Andrea Riseborough deserves her Oscar nomination for best actress for her role in To Leslie.
What you may not have heard is that there is a racial undertone to the kerfuffle. Riseborough beat out a couple of highly fancied black actresses. In Till, Danielle Deadwyler plays Mamie Till, mother of the murdered 15-year-old boy Emmett Till. She missed out on a nomination, although singling out Riseborough for criticism is hardly fair. Every Oscar nomination has a campaign behind it. Riseborough’s camp could not even afford an ad in the trades, so they used word of mouth from famous friends. There’s nothing irregular or wrong with that: Harvey Weinstein used to spend millions to secure a nomination and nobody complained about his craven methods.
And it is true – this is one helluva performance by an actress who deserves her place in the front rank. It would be a travesty if the Oscar voters had not recognised this work.

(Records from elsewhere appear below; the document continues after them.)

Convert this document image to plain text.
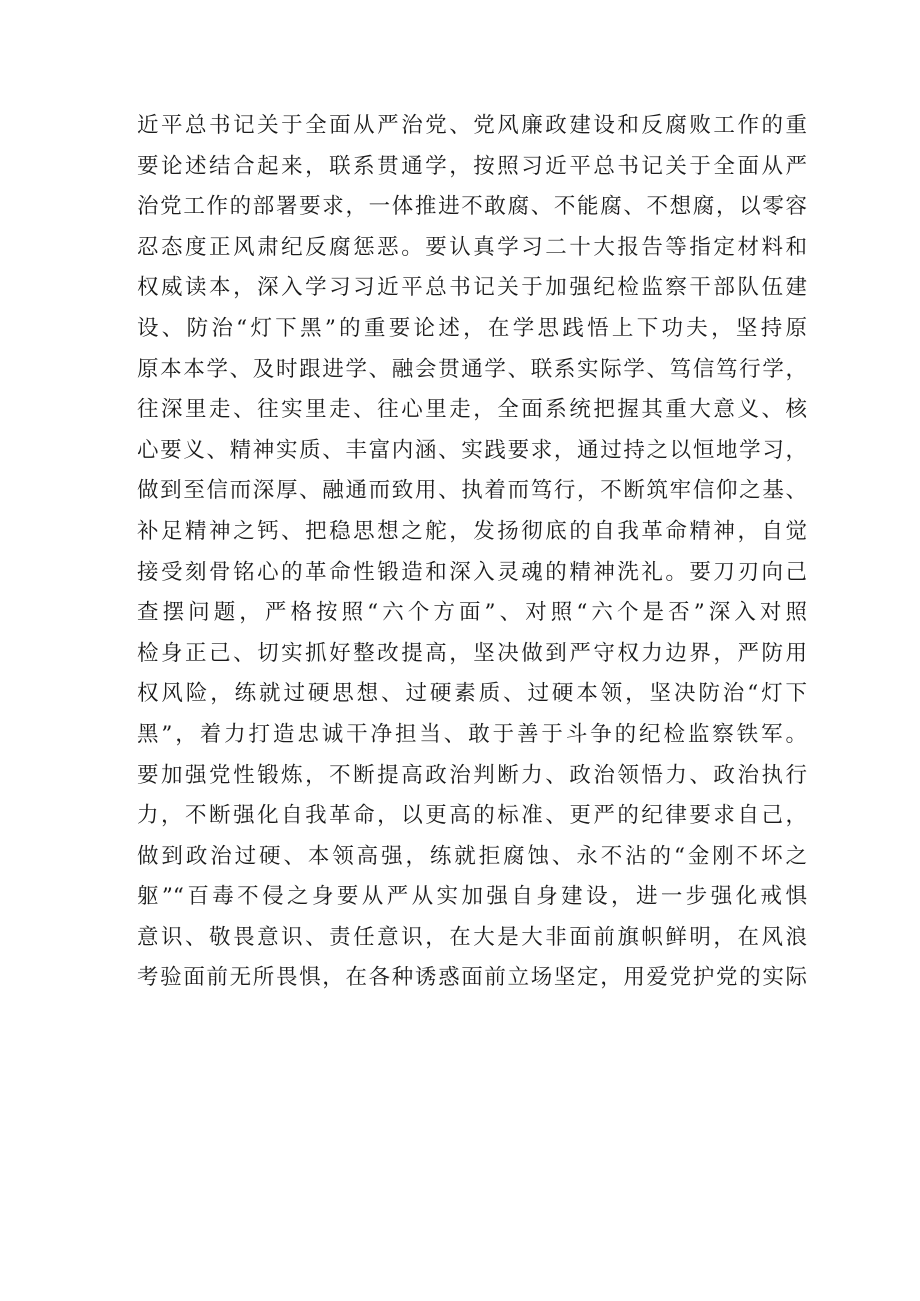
近平总书记关于全面从严治党、党风廉政建设和反腐败工作的重
要论述结合起来，联系贯通学，按照习近平总书记关于全面从严
治党工作的部署要求，一体推进不敢腐、不能腐、不想腐，以零容
忍态度正风肃纪反腐惩恶。要认真学习二十大报告等指定材料和
权威读本，深入学习习近平总书记关于加强纪检监察干部队伍建
设、防治“灯下黑”的重要论述，在学思践悟上下功夫，坚持原
原本本学、及时跟进学、融会贯通学、联系实际学、笃信笃行学，
往深里走、往实里走、往心里走，全面系统把握其重大意义、核
心要义、精神实质、丰富内涵、实践要求，通过持之以恒地学习，
做到至信而深厚、融通而致用、执着而笃行，不断筑牢信仰之基、
补足精神之钙、把稳思想之舵，发扬彻底的自我革命精神，自觉
接受刻骨铭心的革命性锻造和深入灵魂的精神洗礼。要刀刃向己
查摆问题，严格按照“六个方面”、对照“六个是否”深入对照
检身正己、切实抓好整改提高，坚决做到严守权力边界，严防用
权风险，练就过硬思想、过硬素质、过硬本领，坚决防治“灯下
黑”，着力打造忠诚干净担当、敢于善于斗争的纪检监察铁军。
要加强党性锻炼，不断提高政治判断力、政治领悟力、政治执行
力，不断强化自我革命，以更高的标准、更严的纪律要求自己，
做到政治过硬、本领高强，练就拒腐蚀、永不沾的“金刚不坏之
躯”“百毒不侵之身要从严从实加强自身建设，进一步强化戒惧
意识、敬畏意识、责任意识，在大是大非面前旗帜鲜明，在风浪
考验面前无所畏惧，在各种诱惑面前立场坚定，用爱党护党的实际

Riseborough plays an alcoholic single mother who once won a small-town lottery worth $190,000. An opening scene shows her in a news clip as a spirited young woman screaming with joy about her win. She cuddles her son, who’s about 12, and declares she’ll buy a house and a guitar for James, who wants to be “the next Waylon”, as in Jennings.

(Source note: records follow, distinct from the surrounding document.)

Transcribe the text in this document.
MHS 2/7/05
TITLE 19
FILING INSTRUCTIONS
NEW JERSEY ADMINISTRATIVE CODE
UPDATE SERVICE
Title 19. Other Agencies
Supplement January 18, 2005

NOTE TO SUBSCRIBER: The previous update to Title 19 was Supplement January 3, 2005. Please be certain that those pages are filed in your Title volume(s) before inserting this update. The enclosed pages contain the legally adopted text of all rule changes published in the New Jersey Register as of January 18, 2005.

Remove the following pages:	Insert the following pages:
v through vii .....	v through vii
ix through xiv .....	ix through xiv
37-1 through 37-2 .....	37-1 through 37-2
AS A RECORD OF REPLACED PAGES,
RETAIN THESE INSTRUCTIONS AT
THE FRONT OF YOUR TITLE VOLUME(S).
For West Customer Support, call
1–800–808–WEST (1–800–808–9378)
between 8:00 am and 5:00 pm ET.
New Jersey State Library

Owen Teague and Andrea Riseborough play an estranged mother and son in To Leslie.
Six years later, Leslie is busted flat, unable to pay her rent in a flophouse motel in Texas. She hops the bus to her son in Los Angeles, but she can’t stay sober, so James – who’s 20 and hasn’t seen her since he was 14 – sends her back to Texas, to the people she hates most in the world. Allison Janney and Stephen Root are oddly but effectively cast as a rough biker couple, Nancy and Dutch, who took care of the son when Leslie abandoned him. When Leslie returns to her hometown, Nancy pours derision on her, making her feel even more worthless.

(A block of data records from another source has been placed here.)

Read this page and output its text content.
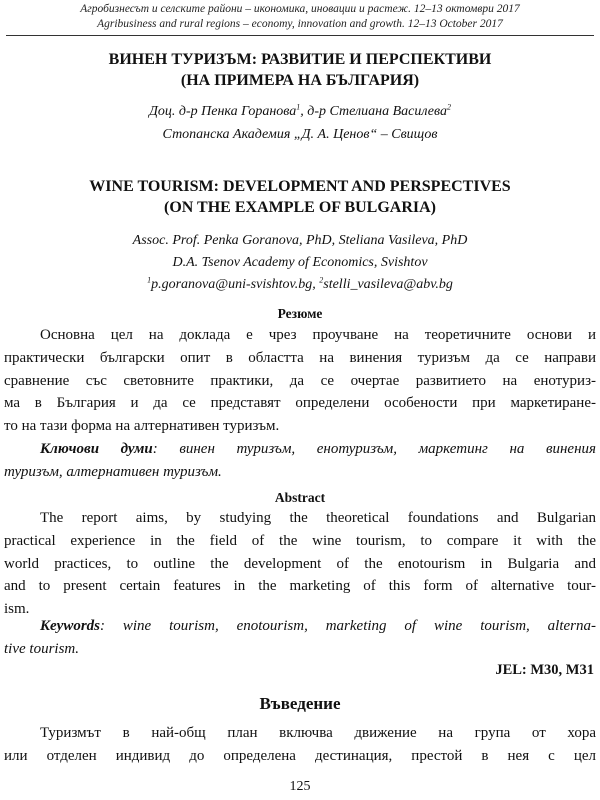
Агробизнесът и селските райони – икономика, иновации и растеж. 12–13 октомври 2017
Agribusiness and rural regions – economy, innovation and growth. 12–13 October 2017
ВИНЕН ТУРИЗЪМ: РАЗВИТИЕ И ПЕРСПЕКТИВИ
(НА ПРИМЕРА НА БЪЛГАРИЯ)
Доц. д-р Пенка Горанова$^1$, д-р Стелиана Василева$^2$
Стопанска Академия „Д. А. Ценов“ – Свищов
WINE TOURISM: DEVELOPMENT AND PERSPECTIVES
(ON THE EXAMPLE OF BULGARIA)
Assoc. Prof. Penka Goranova, PhD, Steliana Vasileva, PhD
D.A. Tsenov Academy of Economics, Svishtov
$^1$p.goranova@uni-svishtov.bg, $^2$stelli_vasileva@abv.bg
Резюме
Основна цел на доклада е чрез проучване на теоретичните основи и
практически български опит в областта на винения туризъм да се направи
сравнение със световните практики, да се очертае развитието на енотуриз-
ма в България и да се представят определени особености при маркетиране-
то на тази форма на алтернативен туризъм.
Ключови думи: винен туризъм, енотуризъм, маркетинг на винения
туризъм, алтернативен туризъм.
Abstract
The report aims, by studying the theoretical foundations and Bulgarian
practical experience in the field of the wine tourism, to compare it with the
world practices, to outline the development of the enotourism in Bulgaria and
and to present certain features in the marketing of this form of alternative tour-
ism.
Keywords: wine tourism, enotourism, marketing of wine tourism, alterna-
tive tourism.
JEL: M30, M31
Въведение
Туризмът в най-общ план включва движение на група от хора
или отделен индивид до определена дестинация, престой в нея с цел
125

The first half of the movie is hard work. The bleak settings, the absolute pain of watching Leslie unravel becomes enervating, and Morris stretches it out. The film has a real-time rhythm and long takes that leave us nowhere to hide. It’s tough, watching her fall from one degradation to another. Morris does this so that the last act will bring the story home like a train, and so it does.
Riseborough’s performance is spectacular – a high-wire act, from despair to repair and everywhere in between. The cruelty of those around her is only matched by her rock-bottom self-esteem. She is quick to anger, slow to understand her own predicament, self-pitying and potty-mouthed. It’s a long way back and nobody believes she can make it. Until one night…
To Leslie is in selected cinemas from March 9.